Ruby Mary Ann and Hinemoa.
Hinemoa.
Hinemoa Curtis
Born 10th June 1902 Westport. Died 22nd May 1975 Westport.
Married her widowed brother-in-law, Clifford Hart Thomas 1933 in Westport.
Trained as a nurse.
Offspring all born in Westport:
Pamela Mary b. 24th August 1935.
Albert George b. 6th December 1936.
David Lloyd b. 18th January 1939.
Elizabeth Magan b. 2nd February 1942.



Alfred Robert Curtis
Born 8th April 1891 Westport. Died 9th October 1919.
Married Jessie Jane Voyce 1912 Westport. Witnesses to marriage were William David Ballard and Annie Voyce.
Said to be the bad egg of the family. There is thought to be a son by the marriage.
Arthur John Curtis
Born 27th July 1885. Died 27th October 1947.

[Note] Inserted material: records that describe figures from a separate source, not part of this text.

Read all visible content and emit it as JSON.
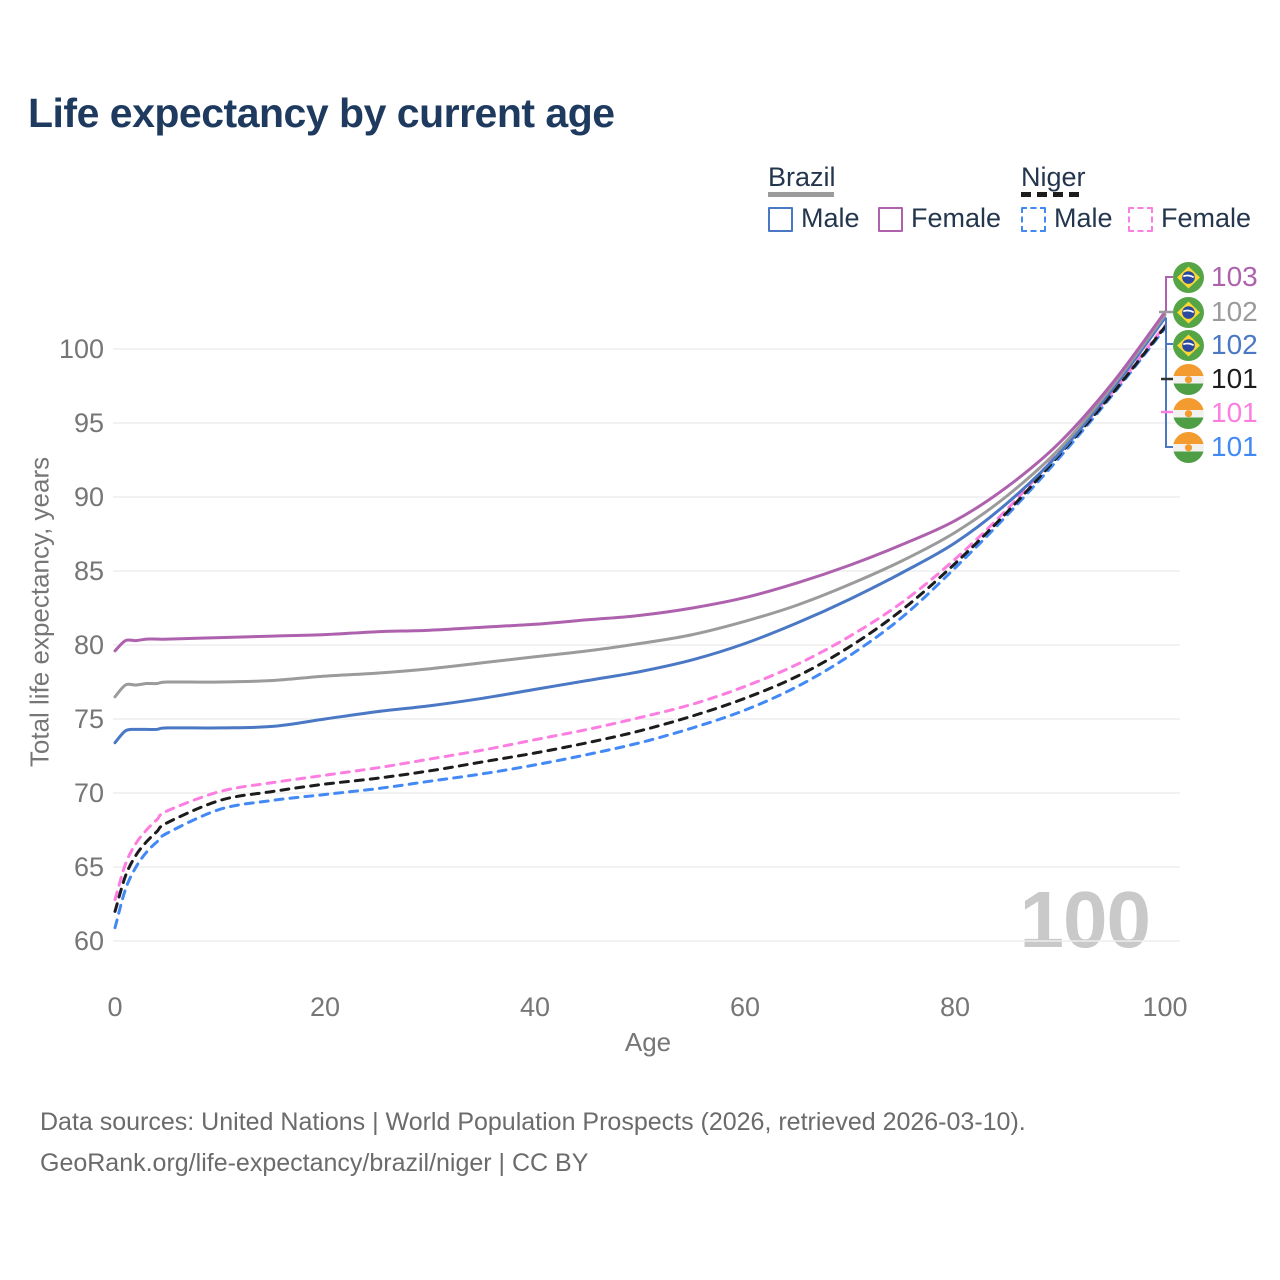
{
  "title": "Life expectancy by current age",
  "watermark": "100",
  "legend": {
    "brazil": {
      "label": "Brazil",
      "series_color": "#9b9b9b",
      "male_label": "Male",
      "male_color": "#4a78c5",
      "female_label": "Female",
      "female_color": "#ae62ae"
    },
    "niger": {
      "label": "Niger",
      "series_color": "#1c1c1c",
      "male_label": "Male",
      "male_color": "#4289f5",
      "female_label": "Female",
      "female_color": "#fc7ee1"
    }
  },
  "end_labels": [
    {
      "flag": "brazil",
      "value": "103",
      "color": "#ae62ae"
    },
    {
      "flag": "brazil",
      "value": "102",
      "color": "#9b9b9b"
    },
    {
      "flag": "brazil",
      "value": "102",
      "color": "#4a78c5"
    },
    {
      "flag": "niger",
      "value": "101",
      "color": "#1c1c1c"
    },
    {
      "flag": "niger",
      "value": "101",
      "color": "#fc7ee1"
    },
    {
      "flag": "niger",
      "value": "101",
      "color": "#4289f5"
    }
  ],
  "chart_data": {
    "type": "line",
    "title": "Life expectancy by current age",
    "xlabel": "Age",
    "ylabel": "Total life expectancy, years",
    "xlim": [
      0,
      100
    ],
    "ylim": [
      60,
      103
    ],
    "x_ticks": [
      0,
      20,
      40,
      60,
      80,
      100
    ],
    "y_ticks": [
      60,
      65,
      70,
      75,
      80,
      85,
      90,
      95,
      100
    ],
    "grid": "horizontal",
    "legend_position": "top-right",
    "x": [
      0,
      1,
      2,
      3,
      4,
      5,
      10,
      15,
      20,
      25,
      30,
      35,
      40,
      45,
      50,
      55,
      60,
      65,
      70,
      75,
      80,
      85,
      90,
      95,
      100
    ],
    "series": [
      {
        "name": "Brazil Female",
        "color": "#ae62ae",
        "dashed": false,
        "end_label": 103,
        "values": [
          79.6,
          80.3,
          80.3,
          80.4,
          80.4,
          80.4,
          80.5,
          80.6,
          80.7,
          80.9,
          81.0,
          81.2,
          81.4,
          81.7,
          82.0,
          82.5,
          83.2,
          84.2,
          85.4,
          86.8,
          88.4,
          90.7,
          93.7,
          97.7,
          102.5
        ]
      },
      {
        "name": "Brazil Both sexes",
        "color": "#9b9b9b",
        "dashed": false,
        "end_label": 102,
        "values": [
          76.5,
          77.3,
          77.3,
          77.4,
          77.4,
          77.5,
          77.5,
          77.6,
          77.9,
          78.1,
          78.4,
          78.8,
          79.2,
          79.6,
          80.1,
          80.7,
          81.6,
          82.7,
          84.1,
          85.7,
          87.6,
          90.1,
          93.3,
          97.5,
          102.3
        ]
      },
      {
        "name": "Brazil Male",
        "color": "#4a78c5",
        "dashed": false,
        "end_label": 102,
        "values": [
          73.4,
          74.2,
          74.3,
          74.3,
          74.3,
          74.4,
          74.4,
          74.5,
          75.0,
          75.5,
          75.9,
          76.4,
          77.0,
          77.6,
          78.2,
          79.0,
          80.1,
          81.5,
          83.1,
          84.9,
          86.9,
          89.6,
          93.0,
          97.3,
          102.1
        ]
      },
      {
        "name": "Niger Both sexes",
        "color": "#1c1c1c",
        "dashed": true,
        "end_label": 101,
        "values": [
          62.0,
          64.4,
          65.8,
          66.7,
          67.4,
          68.0,
          69.5,
          70.1,
          70.6,
          71.0,
          71.5,
          72.1,
          72.7,
          73.4,
          74.2,
          75.2,
          76.4,
          77.9,
          79.9,
          82.4,
          85.5,
          89.0,
          92.9,
          97.0,
          101.5
        ]
      },
      {
        "name": "Niger Female",
        "color": "#fc7ee1",
        "dashed": true,
        "end_label": 101,
        "values": [
          62.8,
          65.2,
          66.6,
          67.5,
          68.2,
          68.8,
          70.1,
          70.7,
          71.2,
          71.7,
          72.3,
          72.9,
          73.6,
          74.3,
          75.1,
          76.0,
          77.2,
          78.7,
          80.6,
          82.9,
          85.8,
          89.2,
          93.1,
          97.1,
          101.6
        ]
      },
      {
        "name": "Niger Male",
        "color": "#4289f5",
        "dashed": true,
        "end_label": 101,
        "values": [
          60.9,
          63.5,
          65.0,
          66.0,
          66.7,
          67.3,
          68.9,
          69.5,
          69.9,
          70.3,
          70.8,
          71.3,
          71.9,
          72.6,
          73.4,
          74.4,
          75.6,
          77.2,
          79.3,
          81.9,
          85.2,
          88.8,
          92.7,
          96.9,
          101.4
        ]
      }
    ]
  },
  "footer": {
    "line1": "Data sources: United Nations | World Population Prospects (2026, retrieved 2026-03-10).",
    "line2": "GeoRank.org/life-expectancy/brazil/niger | CC BY"
  }
}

Never married. Worked for Westport Times until he retired.
The chocolate uncle to his nephews and nieces - giving them half a crown. 
After he retired he worked as a roadman at Waimea Creek at the start of the Buller Gorge. Lived in a tent with wooden sides and sacks on floor about five miles up. Always had a fox terrier - one of which was called Pickles.
He walked to town every weekend with his dog. At 145 Peel Street when home. A heavy drinker.